Seberapa Merugi Kita?
Kecenderungan manusia untuk melupakan
hakikat kehidupan semakin menggejala di zaman teknologi ini. Globalisasi
telah menghancurkan tembok-tembok keimanan kecuali mereka yang
ditakdirkan selamat. (Maryam Jameelah).
Alquran banyak memberikan kepada kita orang-orang yang khasirin,
yakni orang-orang yang hidupnya merugi di dunia dan di akhirat. Merugi
karena tidak mau beriman kepada ayat-ayat Allah yang diturunkan kepada
Nabi Muhammad SAW. Mereka membaca Alquran tetapi mereka tidak tahu apa
yang dibaca.
Misalnya dalam surah Alashr, Allah menyebut semua manusia dalam
keadaan merugi, kecuali empat golongan.

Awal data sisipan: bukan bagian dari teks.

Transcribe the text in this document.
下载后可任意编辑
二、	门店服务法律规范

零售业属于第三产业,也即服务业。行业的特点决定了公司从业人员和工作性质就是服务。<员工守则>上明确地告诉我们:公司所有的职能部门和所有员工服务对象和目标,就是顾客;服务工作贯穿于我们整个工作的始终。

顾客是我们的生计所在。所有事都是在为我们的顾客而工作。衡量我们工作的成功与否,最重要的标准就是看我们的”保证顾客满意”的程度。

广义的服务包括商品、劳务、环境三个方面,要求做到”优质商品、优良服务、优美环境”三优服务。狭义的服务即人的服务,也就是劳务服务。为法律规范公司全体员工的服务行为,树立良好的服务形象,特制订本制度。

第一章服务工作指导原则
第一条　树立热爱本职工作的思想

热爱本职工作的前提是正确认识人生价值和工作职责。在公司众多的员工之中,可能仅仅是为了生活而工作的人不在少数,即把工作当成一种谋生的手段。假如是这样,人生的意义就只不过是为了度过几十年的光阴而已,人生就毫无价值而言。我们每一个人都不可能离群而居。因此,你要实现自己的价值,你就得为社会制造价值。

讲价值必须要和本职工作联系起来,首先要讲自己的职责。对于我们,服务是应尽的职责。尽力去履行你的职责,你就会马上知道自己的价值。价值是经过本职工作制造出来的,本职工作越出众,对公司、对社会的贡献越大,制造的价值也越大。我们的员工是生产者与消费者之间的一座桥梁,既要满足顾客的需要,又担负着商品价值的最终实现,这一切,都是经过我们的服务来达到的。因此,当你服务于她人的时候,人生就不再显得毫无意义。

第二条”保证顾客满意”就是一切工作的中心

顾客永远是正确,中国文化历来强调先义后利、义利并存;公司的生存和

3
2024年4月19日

Mereka adalah yang beriman,
orang-orang yang mengerjakan amal shaleh, yang sering memberi tausiah
kepada sesamanya agar menaati kebenaran, dan orang yang
nasihat-menasihati supaya menetapi kesabaran.
Di luar itu, ini berarti orang yang tidak beriman, kafir, munafik,
fasik, syirik, semuanya merugi. Begitu juga orang yang mengerjakan amal
sayyiah (buruk) semacam kezaliman, kekikiran, kejahilan, dan keingkaran
kepada kebenaran juga merugi.
Hal sama juga berlaku bagi orang yang membiarkan orang lain terpuruk
dalam kesesatan dan orang-orang yang menyuruh orang lain gegabah (tidak
sabar) dan tergesa-gesa dalam mengambil sikap. Menyikapi ayat Alashr di
atas, Imam Syafi'i berkata, ''Seandainya manusia memahami ayat ini
cukuplah agama ini baginya.''
Apa maksudnya? Surat ini merupakan intisari bahwa hidup adalah
kumpulan waktu. Yang tak mampu menggunakan kumpulan waktu dialah yang
dijamin bakal merugi, orang yang sudah mati. Selajutnya dalam surah
Annahl ayat 107-109 Allah juga menyebut beberapa golongan yang merugi
karena kelalaiannya. Mereka adalah orang yang mencintai dunia lebih dari
akhirat. Akhirat disepelekan, dunia dinomorsatukan. Bagi mereka, Allah
membutakan mata hatinya, penglihatan dan pendengarannya telah dikunci
mati oleh Allah SWT.
Masih banyak ayat-ayat lain yang bertebaran di berbagai surah tentang
golongan yang merugi ini. Dan bagi mereka, di akhirat nanti akan
mendapat azab yang pedih. Masihkah kita bersibuk dengan urusan dunia
kita dan melupakan akhirat? Masihkah kita menomorsatukan diri dan
menafikan orang lain? Apakah kita termasuk golongan ini? Tentu dengan
melihat kriteria yang ditetapkan Allah, kita bisa menilai diri kita
sendiri. Selagi ada kemauan, belum terlambat untuk berubah.